Another thing states can do is look to CMS for waivers and opportunities for new payment models. Within rural healthcare, one of the biggest challenges is they are low-volume providers. That means there really needs to be a different set of rules and engagement for them. Rural areas also have a much higher payer mix of Medicare and Medicaid patients, and less commercial. Those programs really need to step up to the plate.

The third thing states can really look at is strengthening behavioral health. It's a problem everywhere, but in rural areas we have massive behavioral health deserts. What you find in many rural hospitals, seeing people boarded in emergency departments — they just shouldn't be there, and we can do differently.
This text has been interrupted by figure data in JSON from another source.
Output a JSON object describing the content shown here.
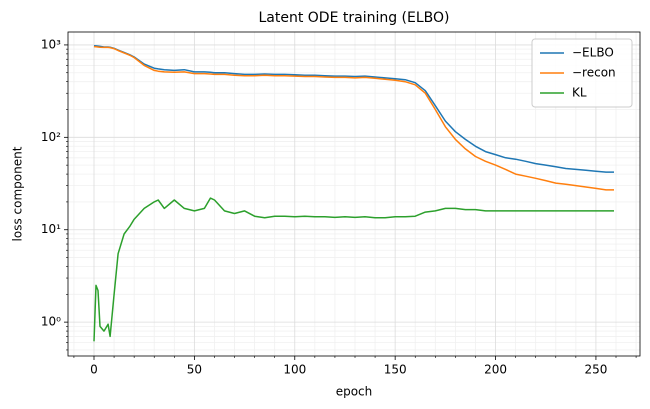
{
  "chart_data": {
    "type": "line",
    "title": "Latent ODE training (ELBO)",
    "x_label": "epoch",
    "y_label": "loss component",
    "x": [
      0,
      1,
      2,
      3,
      5,
      7,
      8,
      10,
      12,
      15,
      18,
      20,
      25,
      30,
      32,
      35,
      40,
      45,
      50,
      55,
      58,
      60,
      65,
      70,
      75,
      80,
      85,
      90,
      95,
      100,
      105,
      110,
      115,
      120,
      125,
      130,
      135,
      140,
      145,
      150,
      155,
      160,
      165,
      170,
      175,
      180,
      185,
      190,
      195,
      200,
      205,
      210,
      215,
      220,
      225,
      230,
      235,
      240,
      245,
      250,
      255,
      259
    ],
    "series": [
      {
        "name": "−ELBO",
        "color": "#1f77b4",
        "values": [
          980,
          975,
          970,
          965,
          950,
          950,
          945,
          920,
          880,
          830,
          780,
          740,
          620,
          560,
          550,
          540,
          530,
          540,
          510,
          510,
          505,
          500,
          500,
          490,
          480,
          480,
          485,
          480,
          480,
          475,
          470,
          470,
          465,
          460,
          460,
          455,
          460,
          450,
          440,
          430,
          420,
          390,
          320,
          220,
          150,
          115,
          95,
          80,
          70,
          65,
          60,
          58,
          55,
          52,
          50,
          48,
          46,
          45,
          44,
          43,
          42,
          42
        ]
      },
      {
        "name": "−recon",
        "color": "#ff7f0e",
        "values": [
          960,
          955,
          950,
          945,
          940,
          940,
          935,
          910,
          870,
          820,
          770,
          730,
          600,
          530,
          520,
          510,
          505,
          510,
          490,
          490,
          485,
          480,
          480,
          470,
          465,
          465,
          470,
          465,
          465,
          460,
          455,
          455,
          450,
          445,
          445,
          440,
          445,
          435,
          425,
          415,
          400,
          370,
          300,
          200,
          130,
          95,
          75,
          62,
          55,
          50,
          45,
          40,
          38,
          36,
          34,
          32,
          31,
          30,
          29,
          28,
          27,
          27
        ]
      },
      {
        "name": "KL",
        "color": "#2ca02c",
        "values": [
          0.62,
          2.5,
          2.2,
          0.9,
          0.8,
          0.95,
          0.7,
          2.0,
          5.5,
          9,
          11,
          13,
          17,
          20,
          21,
          17,
          21,
          17,
          16,
          17,
          22,
          21,
          16,
          15,
          16,
          14,
          13.5,
          14,
          14,
          13.8,
          14,
          13.8,
          13.8,
          13.6,
          13.8,
          13.6,
          13.8,
          13.5,
          13.5,
          13.8,
          13.8,
          14,
          15.5,
          16,
          17,
          17,
          16.5,
          16.5,
          16,
          16,
          16,
          16,
          16,
          16,
          16,
          16,
          16,
          16,
          16,
          16,
          16,
          16
        ]
      }
    ],
    "xlim": [
      -12.95,
      271.95
    ],
    "xticks": [
      0,
      50,
      100,
      150,
      200,
      250
    ],
    "xminorticks": [
      -10,
      10,
      20,
      30,
      40,
      60,
      70,
      80,
      90,
      110,
      120,
      130,
      140,
      160,
      170,
      180,
      190,
      210,
      220,
      230,
      240,
      260,
      270
    ],
    "ylim": [
      0.43,
      1380
    ],
    "log_y": true,
    "yticks": [
      {
        "value": 1,
        "label": "10⁰"
      },
      {
        "value": 10,
        "label": "10¹"
      },
      {
        "value": 100,
        "label": "10²"
      },
      {
        "value": 1000,
        "label": "10³"
      }
    ],
    "yminorticks": [
      0.5,
      0.6,
      0.7,
      0.8,
      0.9,
      2,
      3,
      4,
      5,
      6,
      7,
      8,
      9,
      20,
      30,
      40,
      50,
      60,
      70,
      80,
      90,
      200,
      300,
      400,
      500,
      600,
      700,
      800,
      900
    ],
    "grid": true,
    "legend": "upper right"
  }
}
And then finally, we need to continue to look at how to best use technology to support rural areas. Telehealth is great, but we know many rural areas don't have the broadband systems to really support it. If you think about the partners I talked about earlier, whether it's the Rural Electric Cooperative or Farm Bureau, they are behind the whole notion of broadband. Broadband can help so many different aspects of life in rural communities. Then taking it to the next stage, what states need to look at more aggressively are these multistate licensure compacts to permit clinicians to practice across state lines.  

Q: What's something commonly misunderstood about rural healthcare at the national level?

HK: I don't think a lot of people realize how truly innovative rural healthcare can be. You can get great quality of care. With the aging baby boomers and the "silver tsunami" that's upon us, we have a higher proportion of elderly in rural communities, and you see wonderful memory care programs, programs to make sure the elderly are not isolated in their communities. You know, it goes on and on in terms of the innovation that's out there.

Rural healthcare suffers from a lot of stereotypes and stigma, and I think that needs to be blown away.